C’est ainsi, a contrario, que peut apparaître une «
défense des droits de l’Homme au travail » et que des
O.N.G. peuvent se substituer aux syndicats.
§ 14 – Cette immédiateté des
classes sociales se traduit dans le cours quotidien de la lutte de classes
par leur strict enracinement dans la matérialité dure de
la revendication : obtenir le meilleur plan social possible en allant,
si nécessaire, jusqu’à pratiquer un « chantage
écologique » bien peu citoyen. L’immédiateté
sociale des classes, c’est encore, comme le déplore la CGT,
ces « gens » qui « n’ont pas confiance dans les
choix collectifs en matière de retraite « et qui choisissent
« de conserver par–devers eux les ressources d’EDF,
plutôt que de chercher des solutions communes à tous. »

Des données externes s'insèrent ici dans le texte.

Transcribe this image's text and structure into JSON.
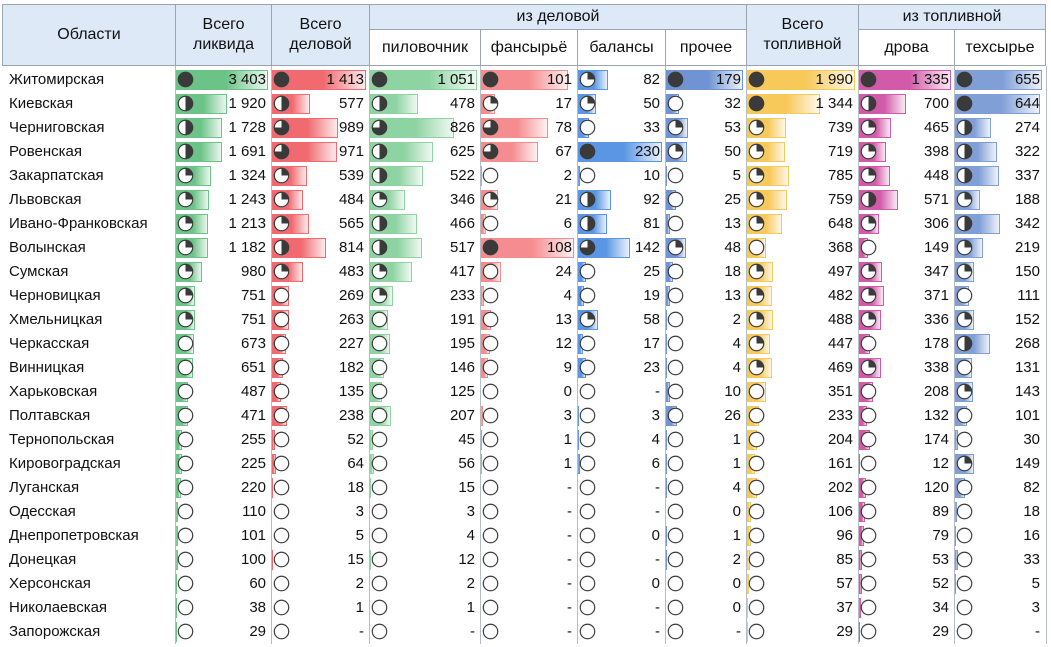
{
  "header": {
    "regions": "Области",
    "total_liquid": "Всего ликвида",
    "total_business": "Всего деловой",
    "of_business": "из деловой",
    "sawlogs": "пиловочник",
    "veneer": "фансырьё",
    "pulpwood": "балансы",
    "other": "прочее",
    "total_fuel": "Всего топливной",
    "of_fuel": "из топливной",
    "firewood": "дрова",
    "techwood": "техсырье"
  },
  "colors": {
    "header_bg": "#dde9f6",
    "total_liquid": "#6cc387",
    "total_business": "#f06a6f",
    "sawlogs": "#8ed3a2",
    "veneer": "#f58c8f",
    "pulpwood": "#5b96e4",
    "other": "#6f93d3",
    "total_fuel": "#f7c95a",
    "firewood": "#d15aa9",
    "techwood": "#7f9fd6"
  },
  "columns": [
    "total_liquid",
    "total_business",
    "sawlogs",
    "veneer",
    "pulpwood",
    "other",
    "total_fuel",
    "firewood",
    "techwood"
  ],
  "column_max": {
    "total_liquid": 3403,
    "total_business": 1413,
    "sawlogs": 1051,
    "veneer": 108,
    "pulpwood": 230,
    "other": 179,
    "total_fuel": 1990,
    "firewood": 1335,
    "techwood": 655
  },
  "rows": [
    {
      "region": "Житомирская",
      "values": [
        "3 403",
        "1 413",
        "1 051",
        "101",
        "82",
        "179",
        "1 990",
        "1 335",
        "655"
      ],
      "fractions": [
        1.0,
        1.0,
        1.0,
        0.94,
        0.36,
        1.0,
        1.0,
        1.0,
        1.0
      ],
      "icons": [
        4,
        4,
        4,
        4,
        1,
        4,
        4,
        4,
        4
      ]
    },
    {
      "region": "Киевская",
      "values": [
        "1 920",
        "577",
        "478",
        "17",
        "50",
        "32",
        "1 344",
        "700",
        "644"
      ],
      "fractions": [
        0.56,
        0.41,
        0.45,
        0.16,
        0.22,
        0.18,
        0.68,
        0.52,
        0.98
      ],
      "icons": [
        2,
        2,
        2,
        1,
        1,
        0,
        4,
        2,
        4
      ]
    },
    {
      "region": "Черниговская",
      "values": [
        "1 728",
        "989",
        "826",
        "78",
        "33",
        "53",
        "739",
        "465",
        "274"
      ],
      "fractions": [
        0.51,
        0.7,
        0.79,
        0.72,
        0.14,
        0.3,
        0.37,
        0.35,
        0.42
      ],
      "icons": [
        2,
        3,
        3,
        3,
        0,
        1,
        1,
        1,
        2
      ]
    },
    {
      "region": "Ровенская",
      "values": [
        "1 691",
        "971",
        "625",
        "67",
        "230",
        "50",
        "719",
        "398",
        "322"
      ],
      "fractions": [
        0.5,
        0.69,
        0.59,
        0.62,
        1.0,
        0.28,
        0.36,
        0.3,
        0.49
      ],
      "icons": [
        2,
        3,
        2,
        3,
        4,
        1,
        1,
        1,
        2
      ]
    },
    {
      "region": "Закарпатская",
      "values": [
        "1 324",
        "539",
        "522",
        "2",
        "10",
        "5",
        "785",
        "448",
        "337"
      ],
      "fractions": [
        0.39,
        0.38,
        0.5,
        0.02,
        0.04,
        0.03,
        0.39,
        0.34,
        0.51
      ],
      "icons": [
        1,
        1,
        2,
        0,
        0,
        0,
        1,
        1,
        2
      ]
    },
    {
      "region": "Львовская",
      "values": [
        "1 243",
        "484",
        "346",
        "21",
        "92",
        "25",
        "759",
        "571",
        "188"
      ],
      "fractions": [
        0.37,
        0.34,
        0.33,
        0.19,
        0.4,
        0.14,
        0.38,
        0.43,
        0.29
      ],
      "icons": [
        1,
        1,
        1,
        1,
        2,
        0,
        1,
        2,
        1
      ]
    },
    {
      "region": "Ивано-Франковская",
      "values": [
        "1 213",
        "565",
        "466",
        "6",
        "81",
        "13",
        "648",
        "306",
        "342"
      ],
      "fractions": [
        0.36,
        0.4,
        0.44,
        0.06,
        0.35,
        0.07,
        0.33,
        0.23,
        0.52
      ],
      "icons": [
        1,
        1,
        2,
        0,
        2,
        0,
        1,
        1,
        2
      ]
    },
    {
      "region": "Волынская",
      "values": [
        "1 182",
        "814",
        "517",
        "108",
        "142",
        "48",
        "368",
        "149",
        "219"
      ],
      "fractions": [
        0.35,
        0.58,
        0.49,
        1.0,
        0.62,
        0.27,
        0.18,
        0.11,
        0.33
      ],
      "icons": [
        1,
        2,
        2,
        4,
        3,
        1,
        0,
        0,
        1
      ]
    },
    {
      "region": "Сумская",
      "values": [
        "980",
        "483",
        "417",
        "24",
        "25",
        "18",
        "497",
        "347",
        "150"
      ],
      "fractions": [
        0.29,
        0.34,
        0.4,
        0.22,
        0.11,
        0.1,
        0.25,
        0.26,
        0.23
      ],
      "icons": [
        1,
        1,
        1,
        0,
        0,
        0,
        1,
        1,
        1
      ]
    },
    {
      "region": "Черновицкая",
      "values": [
        "751",
        "269",
        "233",
        "4",
        "19",
        "13",
        "482",
        "371",
        "111"
      ],
      "fractions": [
        0.22,
        0.19,
        0.22,
        0.04,
        0.08,
        0.07,
        0.24,
        0.28,
        0.17
      ],
      "icons": [
        1,
        0,
        1,
        0,
        0,
        0,
        1,
        1,
        0
      ]
    },
    {
      "region": "Хмельницкая",
      "values": [
        "751",
        "263",
        "191",
        "13",
        "58",
        "2",
        "488",
        "336",
        "152"
      ],
      "fractions": [
        0.22,
        0.19,
        0.18,
        0.12,
        0.25,
        0.01,
        0.25,
        0.25,
        0.23
      ],
      "icons": [
        1,
        0,
        0,
        0,
        1,
        0,
        1,
        1,
        1
      ]
    },
    {
      "region": "Черкасская",
      "values": [
        "673",
        "227",
        "195",
        "12",
        "17",
        "4",
        "447",
        "178",
        "268"
      ],
      "fractions": [
        0.2,
        0.16,
        0.19,
        0.11,
        0.07,
        0.02,
        0.22,
        0.13,
        0.41
      ],
      "icons": [
        0,
        0,
        0,
        0,
        0,
        0,
        1,
        0,
        2
      ]
    },
    {
      "region": "Винницкая",
      "values": [
        "651",
        "182",
        "146",
        "9",
        "23",
        "4",
        "469",
        "338",
        "131"
      ],
      "fractions": [
        0.19,
        0.13,
        0.14,
        0.08,
        0.1,
        0.02,
        0.24,
        0.25,
        0.2
      ],
      "icons": [
        0,
        0,
        0,
        0,
        0,
        0,
        1,
        1,
        0
      ]
    },
    {
      "region": "Харьковская",
      "values": [
        "487",
        "135",
        "125",
        "0",
        "-",
        "10",
        "351",
        "208",
        "143"
      ],
      "fractions": [
        0.14,
        0.1,
        0.12,
        0.0,
        0.0,
        0.06,
        0.18,
        0.16,
        0.22
      ],
      "icons": [
        0,
        0,
        0,
        0,
        0,
        0,
        0,
        0,
        1
      ]
    },
    {
      "region": "Полтавская",
      "values": [
        "471",
        "238",
        "207",
        "3",
        "3",
        "26",
        "233",
        "132",
        "101"
      ],
      "fractions": [
        0.14,
        0.17,
        0.2,
        0.03,
        0.01,
        0.15,
        0.12,
        0.1,
        0.15
      ],
      "icons": [
        0,
        0,
        0,
        0,
        0,
        0,
        0,
        0,
        0
      ]
    },
    {
      "region": "Тернопольская",
      "values": [
        "255",
        "52",
        "45",
        "1",
        "4",
        "1",
        "204",
        "174",
        "30"
      ],
      "fractions": [
        0.07,
        0.04,
        0.04,
        0.01,
        0.02,
        0.01,
        0.1,
        0.13,
        0.05
      ],
      "icons": [
        0,
        0,
        0,
        0,
        0,
        0,
        0,
        0,
        0
      ]
    },
    {
      "region": "Кировоградская",
      "values": [
        "225",
        "64",
        "56",
        "1",
        "6",
        "1",
        "161",
        "12",
        "149"
      ],
      "fractions": [
        0.07,
        0.05,
        0.05,
        0.01,
        0.03,
        0.01,
        0.08,
        0.01,
        0.23
      ],
      "icons": [
        0,
        0,
        0,
        0,
        0,
        0,
        0,
        0,
        1
      ]
    },
    {
      "region": "Луганская",
      "values": [
        "220",
        "18",
        "15",
        "-",
        "-",
        "4",
        "202",
        "120",
        "82"
      ],
      "fractions": [
        0.06,
        0.01,
        0.01,
        0.0,
        0.0,
        0.02,
        0.1,
        0.09,
        0.13
      ],
      "icons": [
        0,
        0,
        0,
        0,
        0,
        0,
        0,
        0,
        0
      ]
    },
    {
      "region": "Одесская",
      "values": [
        "110",
        "3",
        "3",
        "-",
        "-",
        "0",
        "106",
        "89",
        "18"
      ],
      "fractions": [
        0.03,
        0.0,
        0.0,
        0.0,
        0.0,
        0.0,
        0.05,
        0.07,
        0.03
      ],
      "icons": [
        0,
        0,
        0,
        0,
        0,
        0,
        0,
        0,
        0
      ]
    },
    {
      "region": "Днепропетровская",
      "values": [
        "101",
        "5",
        "4",
        "-",
        "0",
        "1",
        "96",
        "79",
        "16"
      ],
      "fractions": [
        0.03,
        0.0,
        0.0,
        0.0,
        0.0,
        0.01,
        0.05,
        0.06,
        0.02
      ],
      "icons": [
        0,
        0,
        0,
        0,
        0,
        0,
        0,
        0,
        0
      ]
    },
    {
      "region": "Донецкая",
      "values": [
        "100",
        "15",
        "12",
        "-",
        "-",
        "2",
        "85",
        "53",
        "33"
      ],
      "fractions": [
        0.03,
        0.01,
        0.01,
        0.0,
        0.0,
        0.01,
        0.04,
        0.04,
        0.05
      ],
      "icons": [
        0,
        0,
        0,
        0,
        0,
        0,
        0,
        0,
        0
      ]
    },
    {
      "region": "Херсонская",
      "values": [
        "60",
        "2",
        "2",
        "-",
        "0",
        "0",
        "57",
        "52",
        "5"
      ],
      "fractions": [
        0.02,
        0.0,
        0.0,
        0.0,
        0.0,
        0.0,
        0.03,
        0.04,
        0.01
      ],
      "icons": [
        0,
        0,
        0,
        0,
        0,
        0,
        0,
        0,
        0
      ]
    },
    {
      "region": "Николаевская",
      "values": [
        "38",
        "1",
        "1",
        "-",
        "-",
        "0",
        "37",
        "34",
        "3"
      ],
      "fractions": [
        0.01,
        0.0,
        0.0,
        0.0,
        0.0,
        0.0,
        0.02,
        0.03,
        0.0
      ],
      "icons": [
        0,
        0,
        0,
        0,
        0,
        0,
        0,
        0,
        0
      ]
    },
    {
      "region": "Запорожская",
      "values": [
        "29",
        "-",
        "-",
        "-",
        "-",
        "-",
        "29",
        "29",
        "-"
      ],
      "fractions": [
        0.01,
        0.0,
        0.0,
        0.0,
        0.0,
        0.0,
        0.01,
        0.02,
        0.0
      ],
      "icons": [
        0,
        0,
        0,
        0,
        0,
        0,
        0,
        0,
        0
      ]
    }
  ]
}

(Libération du 11–12 janvier 2003). C’est
la stratégie démocratique de la même CGT qui organise
des référendums avant de signer un accord et déclare
: « Ce que veulent les salariés, la CGT le veut, ce qu’ils
ne veulent pas, la CGT n’en veut pas. » (Thibault, Libération
du 10 janvier 2003) – Marx, pour sa part se vantait « d’avoir
toujours bravé l’opinion momentanée du prolétariat
» (§ 29).
§ 15 – C’est enfin les prolétaires
qui adoptent la forme de lutte qu’ils estiment la mieux adaptée
à leurs revendications, s’auto–organisant et débordant
les syndicats si cela est nécessaire, marchant sous leur bannière
si cela suffit.
Comme le note un membre du Comité de soutien aux grévistes
de Mac Donald lors des grèves de l’hiver 2001 et du printemps
2002, « il y a fort à parier que, sans cette couverture de
la CGT, la lutte aurait été rapidement balayée (…).
Dans un tel contexte, “échapper à la présence”

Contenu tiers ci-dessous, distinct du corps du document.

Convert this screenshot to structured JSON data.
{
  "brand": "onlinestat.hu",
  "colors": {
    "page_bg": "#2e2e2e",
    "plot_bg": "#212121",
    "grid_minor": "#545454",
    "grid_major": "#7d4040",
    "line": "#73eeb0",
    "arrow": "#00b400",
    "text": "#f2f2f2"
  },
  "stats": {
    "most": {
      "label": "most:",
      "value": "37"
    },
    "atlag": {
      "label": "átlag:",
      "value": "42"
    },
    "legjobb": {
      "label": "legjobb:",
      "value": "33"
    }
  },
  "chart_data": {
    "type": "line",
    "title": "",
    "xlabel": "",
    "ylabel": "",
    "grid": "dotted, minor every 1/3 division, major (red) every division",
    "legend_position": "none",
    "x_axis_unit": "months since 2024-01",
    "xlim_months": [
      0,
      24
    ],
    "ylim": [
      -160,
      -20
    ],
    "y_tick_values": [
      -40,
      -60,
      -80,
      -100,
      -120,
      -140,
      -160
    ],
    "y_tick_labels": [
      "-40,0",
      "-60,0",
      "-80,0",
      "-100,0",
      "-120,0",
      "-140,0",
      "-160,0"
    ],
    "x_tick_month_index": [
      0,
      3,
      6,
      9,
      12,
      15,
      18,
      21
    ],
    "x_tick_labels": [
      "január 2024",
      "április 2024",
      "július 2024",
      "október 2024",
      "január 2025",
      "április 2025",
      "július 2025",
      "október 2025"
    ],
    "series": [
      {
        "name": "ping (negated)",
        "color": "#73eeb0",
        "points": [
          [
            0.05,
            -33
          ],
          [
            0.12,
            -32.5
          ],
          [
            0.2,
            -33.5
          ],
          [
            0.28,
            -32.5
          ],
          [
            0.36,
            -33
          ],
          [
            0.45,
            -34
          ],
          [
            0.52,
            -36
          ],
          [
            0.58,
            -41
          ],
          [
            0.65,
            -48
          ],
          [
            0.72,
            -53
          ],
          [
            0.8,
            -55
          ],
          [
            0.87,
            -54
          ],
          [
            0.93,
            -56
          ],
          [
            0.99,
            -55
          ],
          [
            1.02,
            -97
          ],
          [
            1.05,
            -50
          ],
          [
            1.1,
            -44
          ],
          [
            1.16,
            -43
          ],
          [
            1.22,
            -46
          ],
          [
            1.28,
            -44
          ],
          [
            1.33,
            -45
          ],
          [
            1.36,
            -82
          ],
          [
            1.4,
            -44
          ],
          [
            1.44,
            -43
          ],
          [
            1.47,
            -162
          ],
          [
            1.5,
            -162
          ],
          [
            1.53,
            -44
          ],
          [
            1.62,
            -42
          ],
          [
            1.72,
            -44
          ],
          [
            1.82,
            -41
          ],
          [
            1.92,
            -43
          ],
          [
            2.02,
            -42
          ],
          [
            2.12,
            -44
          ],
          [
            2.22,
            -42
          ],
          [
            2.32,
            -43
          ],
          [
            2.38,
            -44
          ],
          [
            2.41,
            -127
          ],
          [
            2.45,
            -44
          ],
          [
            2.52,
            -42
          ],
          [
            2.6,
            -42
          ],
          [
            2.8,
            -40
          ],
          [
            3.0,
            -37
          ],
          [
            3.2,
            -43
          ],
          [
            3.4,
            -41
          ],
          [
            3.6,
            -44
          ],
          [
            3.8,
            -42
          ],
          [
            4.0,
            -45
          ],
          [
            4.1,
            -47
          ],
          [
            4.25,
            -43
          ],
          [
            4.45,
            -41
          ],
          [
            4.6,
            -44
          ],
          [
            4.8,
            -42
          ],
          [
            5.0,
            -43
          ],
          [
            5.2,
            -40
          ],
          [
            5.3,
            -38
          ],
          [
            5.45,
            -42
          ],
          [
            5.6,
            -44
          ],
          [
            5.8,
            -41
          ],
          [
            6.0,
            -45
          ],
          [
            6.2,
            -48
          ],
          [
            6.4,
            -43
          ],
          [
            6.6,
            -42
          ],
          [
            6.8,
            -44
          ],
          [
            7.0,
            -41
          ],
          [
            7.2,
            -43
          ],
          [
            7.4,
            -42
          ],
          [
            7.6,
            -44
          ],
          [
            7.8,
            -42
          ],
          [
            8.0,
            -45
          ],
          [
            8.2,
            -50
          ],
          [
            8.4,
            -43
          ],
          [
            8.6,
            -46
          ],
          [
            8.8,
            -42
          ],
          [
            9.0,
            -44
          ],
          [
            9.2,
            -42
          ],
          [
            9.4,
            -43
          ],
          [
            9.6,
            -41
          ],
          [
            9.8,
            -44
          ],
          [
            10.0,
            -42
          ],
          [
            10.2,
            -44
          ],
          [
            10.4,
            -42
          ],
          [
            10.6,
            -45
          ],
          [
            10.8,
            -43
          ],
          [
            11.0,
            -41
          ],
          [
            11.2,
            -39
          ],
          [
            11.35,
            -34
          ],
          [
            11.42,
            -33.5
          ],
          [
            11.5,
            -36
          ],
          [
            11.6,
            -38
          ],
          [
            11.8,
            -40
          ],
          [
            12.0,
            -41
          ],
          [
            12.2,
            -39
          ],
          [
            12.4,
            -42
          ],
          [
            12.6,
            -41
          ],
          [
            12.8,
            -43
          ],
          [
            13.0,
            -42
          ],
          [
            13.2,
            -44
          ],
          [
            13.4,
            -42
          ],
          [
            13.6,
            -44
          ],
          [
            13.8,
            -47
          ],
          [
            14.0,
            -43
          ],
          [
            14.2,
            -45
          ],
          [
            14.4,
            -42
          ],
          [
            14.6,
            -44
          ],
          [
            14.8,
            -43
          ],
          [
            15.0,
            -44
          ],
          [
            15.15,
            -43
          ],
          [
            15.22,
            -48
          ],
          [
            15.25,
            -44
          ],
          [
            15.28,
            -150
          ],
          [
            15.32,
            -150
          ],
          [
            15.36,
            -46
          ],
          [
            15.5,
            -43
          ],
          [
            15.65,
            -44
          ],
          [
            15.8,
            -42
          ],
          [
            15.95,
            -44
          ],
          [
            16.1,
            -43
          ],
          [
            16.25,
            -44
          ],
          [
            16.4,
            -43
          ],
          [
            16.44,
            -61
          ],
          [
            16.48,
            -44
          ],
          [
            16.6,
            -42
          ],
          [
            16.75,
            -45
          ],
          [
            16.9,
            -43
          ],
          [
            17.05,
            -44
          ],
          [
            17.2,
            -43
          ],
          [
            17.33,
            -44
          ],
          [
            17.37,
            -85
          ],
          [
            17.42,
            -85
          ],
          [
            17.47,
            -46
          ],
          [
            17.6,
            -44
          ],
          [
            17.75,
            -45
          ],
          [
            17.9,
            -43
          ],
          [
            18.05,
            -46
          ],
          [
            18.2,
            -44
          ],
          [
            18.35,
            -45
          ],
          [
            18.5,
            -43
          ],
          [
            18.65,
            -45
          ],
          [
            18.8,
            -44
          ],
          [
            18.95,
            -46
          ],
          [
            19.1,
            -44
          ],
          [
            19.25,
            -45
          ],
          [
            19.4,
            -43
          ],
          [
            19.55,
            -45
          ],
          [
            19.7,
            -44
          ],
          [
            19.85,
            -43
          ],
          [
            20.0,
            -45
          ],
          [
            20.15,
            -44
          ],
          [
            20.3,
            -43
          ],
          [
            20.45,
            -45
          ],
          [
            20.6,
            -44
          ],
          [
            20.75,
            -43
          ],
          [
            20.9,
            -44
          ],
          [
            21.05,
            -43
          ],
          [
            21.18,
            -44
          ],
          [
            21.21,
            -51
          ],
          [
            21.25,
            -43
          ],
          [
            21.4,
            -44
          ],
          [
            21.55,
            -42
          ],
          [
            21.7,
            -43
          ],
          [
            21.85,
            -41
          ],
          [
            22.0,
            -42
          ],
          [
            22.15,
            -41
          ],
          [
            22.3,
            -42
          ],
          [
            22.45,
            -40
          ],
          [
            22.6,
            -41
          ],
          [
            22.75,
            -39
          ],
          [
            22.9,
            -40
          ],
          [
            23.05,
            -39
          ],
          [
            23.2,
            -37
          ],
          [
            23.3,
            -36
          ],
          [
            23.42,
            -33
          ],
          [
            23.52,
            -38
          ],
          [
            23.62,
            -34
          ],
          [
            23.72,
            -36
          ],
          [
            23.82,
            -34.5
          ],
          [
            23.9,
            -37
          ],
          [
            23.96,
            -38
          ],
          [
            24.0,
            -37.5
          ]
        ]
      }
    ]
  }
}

des syndicats ne fait sens pour personne. Et si autonomie de la lutte
il doit y avoir, c’est surtout dans la capacité des grévistes
à conserver le contrôle de leur lutte qu’elle se joue.
» (Échanges, numéro 102, pp. 40–41).
Pour conclure (non sans une pointe d’amertume) que « l’autonomie
des grévistes masquait aussi peut–être une attitude
“consommatrice” de soutien (jetable après usage). »
(op. cit., p. 41).
Dans cette dure réalité de la vie de militant, ce qui s’exprime
c’est tout simplement que l’« autonomie » n’est
pas une fin en soi, qu’elle est un instrument, une activité
au service d’une revendication et non la manifestation du sens révolutionnaire
du Prolétariat ou un degré supplémentaire dans la
marche vers la révolution… Tout autre était le contenu
des luttes de la première moitié des années soixante
dix au cours desquelles l’antagonisme entre la classe capitaliste
et la classe prolétaire était médié par l’opposition
organique de celle–ci à ses propres organes et à son
programme (au grand dam des patrons concernés).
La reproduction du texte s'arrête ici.